A General Method for Quantifying the Shear Strength Anisotropy of Soil

Abstract

Although extensive investigations have been performed on soil anisotropy, little information is available regarding its quantification. The quantification of anisotropy reflects the extent to which the inherent anisotropy of soil controls its mechanical behavior and so it is crucial for connecting comprehensive experimental research with soil constitutive models and engineering practices. The present study evaluates the level of shear strength anisotropy in various types of soil. A database is compiled of the variations of shear strength with the direction of major principal stress (α) as established via hollow-cylinder torsional shear tests, covering more than 20 types of soil.
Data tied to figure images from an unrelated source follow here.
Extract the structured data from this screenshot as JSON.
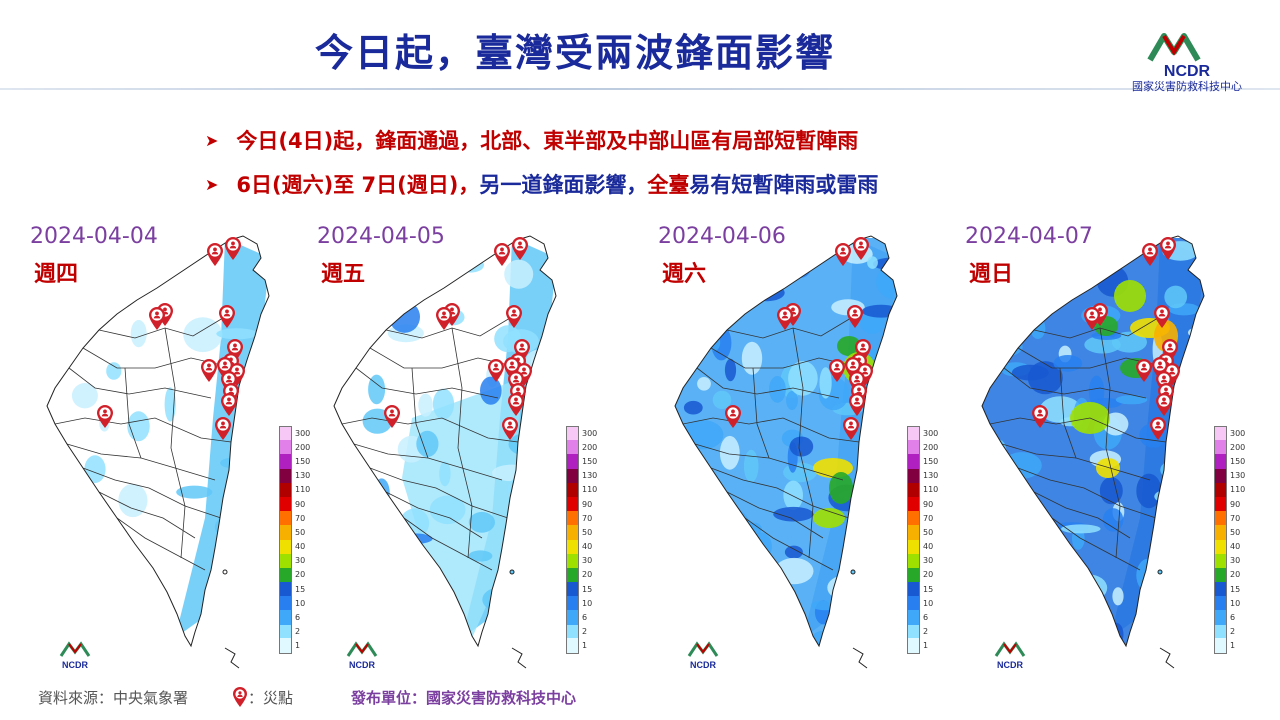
{
  "title": "今日起，臺灣受兩波鋒面影響",
  "logo": {
    "text": "NCDR",
    "subtitle": "國家災害防救科技中心"
  },
  "bullets": [
    {
      "parts": [
        {
          "text": "今日(4日)起，鋒面通過，北部、東半部及中部山區有局部短暫陣雨",
          "color": "red"
        }
      ]
    },
    {
      "parts": [
        {
          "text": "6日(週六)至 7日(週日)，",
          "color": "red"
        },
        {
          "text": "另一道鋒面影響，",
          "color": "blue"
        },
        {
          "text": "全臺",
          "color": "red"
        },
        {
          "text": "易有短暫陣雨或雷雨",
          "color": "blue"
        }
      ]
    }
  ],
  "panels": [
    {
      "date": "2024-04-04",
      "day": "週四",
      "intensity": 1
    },
    {
      "date": "2024-04-05",
      "day": "週五",
      "intensity": 2
    },
    {
      "date": "2024-04-06",
      "day": "週六",
      "intensity": 3
    },
    {
      "date": "2024-04-07",
      "day": "週日",
      "intensity": 4
    }
  ],
  "legend": {
    "labels": [
      "300",
      "200",
      "150",
      "130",
      "110",
      "90",
      "70",
      "50",
      "40",
      "30",
      "20",
      "15",
      "10",
      "6",
      "2",
      "1"
    ],
    "colors": [
      "#f7c8f5",
      "#e080e8",
      "#b020c0",
      "#800040",
      "#b00000",
      "#e00000",
      "#ff7000",
      "#f8b000",
      "#f0e000",
      "#9ee000",
      "#28a828",
      "#1858d0",
      "#2880f0",
      "#40a8f8",
      "#90e0ff",
      "#e0f8ff"
    ]
  },
  "marker_icon": "location-pin-person-icon",
  "footer": {
    "source": "資料來源：中央氣象署",
    "marker_label": "：災點",
    "publisher": "發布單位：國家災害防救科技中心"
  },
  "colors": {
    "title": "#1a2a9a",
    "accent_red": "#c00000",
    "date_purple": "#7b3fa0"
  }
}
This study reviews critically the existing methods for strength anisotropy, finding none of them quantifies anisotropy satisfactorily. The present study proposes using the bracketed area by the S(α)/S(0)–α curve and the line S(α)/S(0) = 1 to measure the level of strength anisotropy, where S(α) is the soil strength as a function of α. The proposed method in this study can measure the strength anisotropy levels of sands, silts, clays, residual soil, calcareous sand, mudstone, and glacial till, among others. Additionally, the anisotropy degree measured using the proposed method appears to be consistent with the results of microstructural anisotropy evaluations. This study enhances the understanding of soil anisotropy by providing a comprehensive database of soil strength anisotropy and proposing a general method for its quantification.